Parents Urged to Ask Tough Questions About Gun AccessibilityPublished Thursday, June 23, 2011
Though she’s still confined to a wheel chair, Yamel Trigo has made amazing progress since the night she was wheeled into the emergency room with a gaping gunshot wound to her throat.Her life hung by a thread. She survived, but doctors suspected Yamel’s paralysis would be permanent. Today the 19-year-old, a psychology major in college, hopes to continue to beat the odds and to walk again someday.
“Like a lot of kids, I thought guns were something you can play with. I was lucky – and I’m very glad to be alive,” said Yamel, who recounted the fateful day in 2007 that her cousin shot her. The two girls were playing with Yamel’s stepfather’s rifle in the living room and wanted to pose for a picture. Everyone thought the chamber was empty when her cousin aimed the rifle and pulled the trigger.

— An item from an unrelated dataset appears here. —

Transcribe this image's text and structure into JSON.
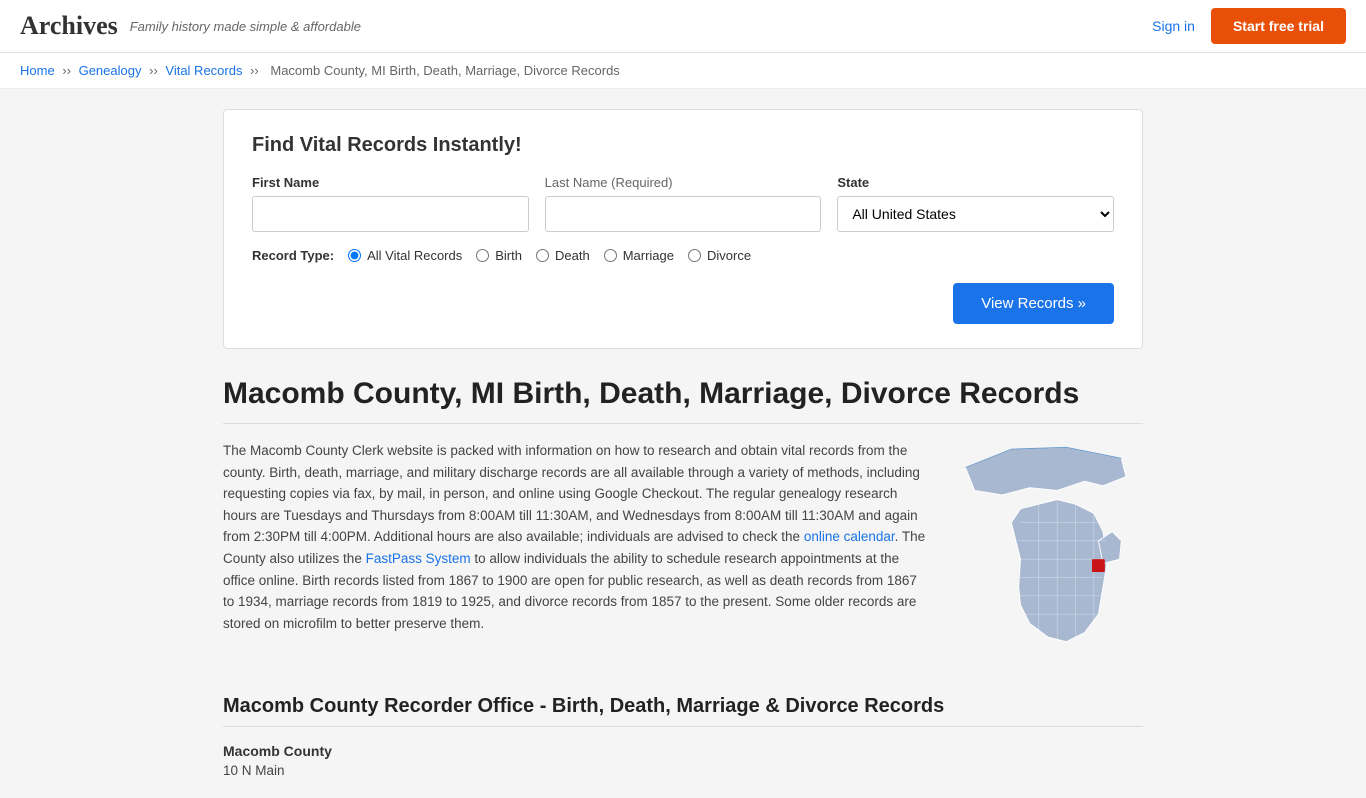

Yamel was one of several speakers who urged increased gun safety awareness at the celebration of Asking Saves Kids (ASK) Day, held June 21 at the University of Miami’s Batchelor Children’s Research Institute at the UM/Jackson Memorial Hospital complex. Sponsored nationally by the American Academy of Pediatricians and a broad local coalition that includes The Children's Trust, law enforcement and the public schools, ASK Day takes place the first day of summer, the season when children typically spend more time at home – often unattended.
Schaechter said that the UM Miller School of Medicine has supported the ASK campaign and other child safety issues for more than a decade. New legislation passed by the Florida Legislature that limits pediatricians and health-care professionals from asking parents and patients whether firearms are kept in the home has caused concern and sparked new support for the campaign, she said.
Rev. George Ellis, minister at Miami’s River of Life and chair of Miami-Dade’s Juvenile Justice Board, offered an invocation and pronounced the day “Asking Saves Kids Day” in Miami. He urged parents to act wisely if they keep weapons in the home and to ask questions of their children. “By asking these questions we may save a child’s life,” Ellis said.
Alberto Carvalho, superintendent of Miami-Dade County Public Schools, noted that 75 children are shot daily across the United States – and 65 percent of those find a gun in their own home or in the home of a relative or friend. He called for stricter legislation to regulate the sale and accessiblity of guns, especially high-powered automatic weapons.
Children’s Trust President and CEO Modesto Abety-Gutierrez communicated a message for support of Asking Saves Kids in English and Spanish.
“We want parents to ask their friends and neighbors, to ask aunts and uncles, grandparents – wherever their child plays – is there a gun in the house? Is it locked? We’re urging all parents to be mindful and careful,” Abety-Gutierrez said.
Luis Amaro was victimized by gun violence and attended ASK Day to share his story. One evening in 1999, he stepped out of his car after returning home from work when a neighborhood youth drew an automatic pistol and began to fire it in all directions. Amaro was hit three times, once in the spinal cord. The shooter remains in prison.
Today Amaro, confined to a wheel chair, speaks regularly at local high schools to urge greater gun safety awareness. He also serves as a peer-to-peer mentor through a state agency.
Chief Charles Hurley, of the M-DSPD, said the Asking Saves Kids campaign enjoys the support of the entire law enforcement community and that the school system has notified the parents of all 350,000 students to encourage them to become proactive about their child’s safety, both in their own homes and the places their children visit.
“We need to ask the hard questions: What is in your home? A gun? Are your prescription drugs in a secure area? Who will be the adult in charge of ensuring kids’ safety? Help us to ask these questions,” Hurley said.